If there were a winner to be declared Thursday, it was incumbent and outgoing mayor Teresa Jacobs, who’s now running for the countywide school board chair’s position. All three, particularly Clarke, to a lesser extent Panepinto, praised many of the ongoing programs at the Orange County Administration Building, the budgeting process over the past several years, and initiatives from her administration, from SunRail expansion plans to partnership programs.
On some hot-button issues, there was little disagreement.
No one wanted to commit to any county-imposed mandates to address minimum wage or other employee issues such as a paid sick leave plan that had been proposed as a citizens’ initiative five years ago and then uncerimoneously shot down in what easily was Jacobs’ most controversial moment.
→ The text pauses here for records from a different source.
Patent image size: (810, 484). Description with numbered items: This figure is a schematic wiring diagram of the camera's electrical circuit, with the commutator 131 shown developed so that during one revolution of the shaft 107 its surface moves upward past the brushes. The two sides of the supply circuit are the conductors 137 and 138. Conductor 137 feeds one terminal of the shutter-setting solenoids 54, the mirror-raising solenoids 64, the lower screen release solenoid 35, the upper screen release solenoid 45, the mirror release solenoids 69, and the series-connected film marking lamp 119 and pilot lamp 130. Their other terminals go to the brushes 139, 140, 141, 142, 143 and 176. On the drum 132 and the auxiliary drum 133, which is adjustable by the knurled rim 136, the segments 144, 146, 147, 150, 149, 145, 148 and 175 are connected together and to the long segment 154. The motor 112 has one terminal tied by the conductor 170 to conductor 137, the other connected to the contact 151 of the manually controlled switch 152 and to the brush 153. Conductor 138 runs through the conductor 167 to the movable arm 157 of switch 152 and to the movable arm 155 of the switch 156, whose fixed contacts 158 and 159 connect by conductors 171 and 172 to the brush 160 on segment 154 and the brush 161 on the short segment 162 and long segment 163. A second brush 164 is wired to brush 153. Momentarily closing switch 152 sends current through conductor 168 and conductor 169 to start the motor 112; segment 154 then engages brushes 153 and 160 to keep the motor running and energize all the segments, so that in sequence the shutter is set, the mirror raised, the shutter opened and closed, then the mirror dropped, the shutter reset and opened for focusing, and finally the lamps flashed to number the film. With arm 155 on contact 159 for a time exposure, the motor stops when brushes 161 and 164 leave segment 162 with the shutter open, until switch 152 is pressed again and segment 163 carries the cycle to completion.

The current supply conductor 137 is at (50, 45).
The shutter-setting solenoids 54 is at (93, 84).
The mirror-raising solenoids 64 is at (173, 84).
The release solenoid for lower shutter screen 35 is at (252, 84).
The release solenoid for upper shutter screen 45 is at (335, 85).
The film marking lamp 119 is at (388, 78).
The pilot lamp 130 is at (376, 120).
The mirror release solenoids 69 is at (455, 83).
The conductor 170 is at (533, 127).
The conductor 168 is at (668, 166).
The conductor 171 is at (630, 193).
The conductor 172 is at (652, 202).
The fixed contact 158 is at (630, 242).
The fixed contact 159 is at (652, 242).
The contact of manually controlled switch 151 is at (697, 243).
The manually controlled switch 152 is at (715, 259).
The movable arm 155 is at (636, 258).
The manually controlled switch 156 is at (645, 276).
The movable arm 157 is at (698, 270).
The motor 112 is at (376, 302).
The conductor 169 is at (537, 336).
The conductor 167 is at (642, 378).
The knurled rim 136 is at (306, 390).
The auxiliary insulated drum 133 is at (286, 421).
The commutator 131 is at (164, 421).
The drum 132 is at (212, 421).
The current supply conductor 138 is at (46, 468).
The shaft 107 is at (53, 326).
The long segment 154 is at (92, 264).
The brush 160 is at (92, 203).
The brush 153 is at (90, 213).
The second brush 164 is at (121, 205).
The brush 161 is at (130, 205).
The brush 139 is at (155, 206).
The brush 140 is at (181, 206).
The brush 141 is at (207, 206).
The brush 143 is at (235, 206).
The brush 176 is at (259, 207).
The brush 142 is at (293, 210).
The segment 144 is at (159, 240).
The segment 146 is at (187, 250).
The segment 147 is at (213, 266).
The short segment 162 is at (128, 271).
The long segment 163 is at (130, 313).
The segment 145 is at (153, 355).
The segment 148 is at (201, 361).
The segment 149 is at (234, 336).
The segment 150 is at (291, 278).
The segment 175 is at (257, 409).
There was general agreement to let existing programs to serve the homeless be the basis for future policies that address issues of mental health, substance abuse and other commonly concurrent problems, though Clarke was the only one expressing support for a downtown drop-in center for the homeless.
No one had any problem with pledging full commitments to public safety, especially for the schools. This was the topic, though, at which Demings, who could point to significant drops in crime rates, increases in both staffing and salaries for the sheriff’s office, and specific plans for policing, shined.
No one could point to any specific program budgets they would cut.
The closest they came to disagreement on public safety or budgeting was when both Panepinto and Clarke criticized Demings’ habit of almost annually returning unused money that had been requested and budgeted for the sheriff’s department but never spent. Clarke charged that Demings was “budget banking:” asking for more money than he needed each year, money that could have gone into other county services. But Clarke also said he voted for every increase the sheriff ever requested.
“I think I’m the only public safety expert that’s up here,” Demings responded. “What these gentlemen have just said is a bunch of gobbledy goop.”
There were only a few moments of discussion of new ideas about which the candidates didn’t agree.
Panepinto tried, briefly, to talk about his detailed plan, unveiled last week, to address improvements in affordable housing, but had no time to offer any detail, and complained in his closing statement about how that issue really wasn’t explored in the debate. He also talked about his intention to streamline building and business permit programs to save the county money and give the private sector swifter government responses.
Demings talked vaguely about his interest in coordinating Central Florida’s transportation agencies, but Clarke took it a step further, advocating combining them in some way, to use the Expressway Authority’s wealth from toll roads to help pay for train and bus transit expansions and improvements.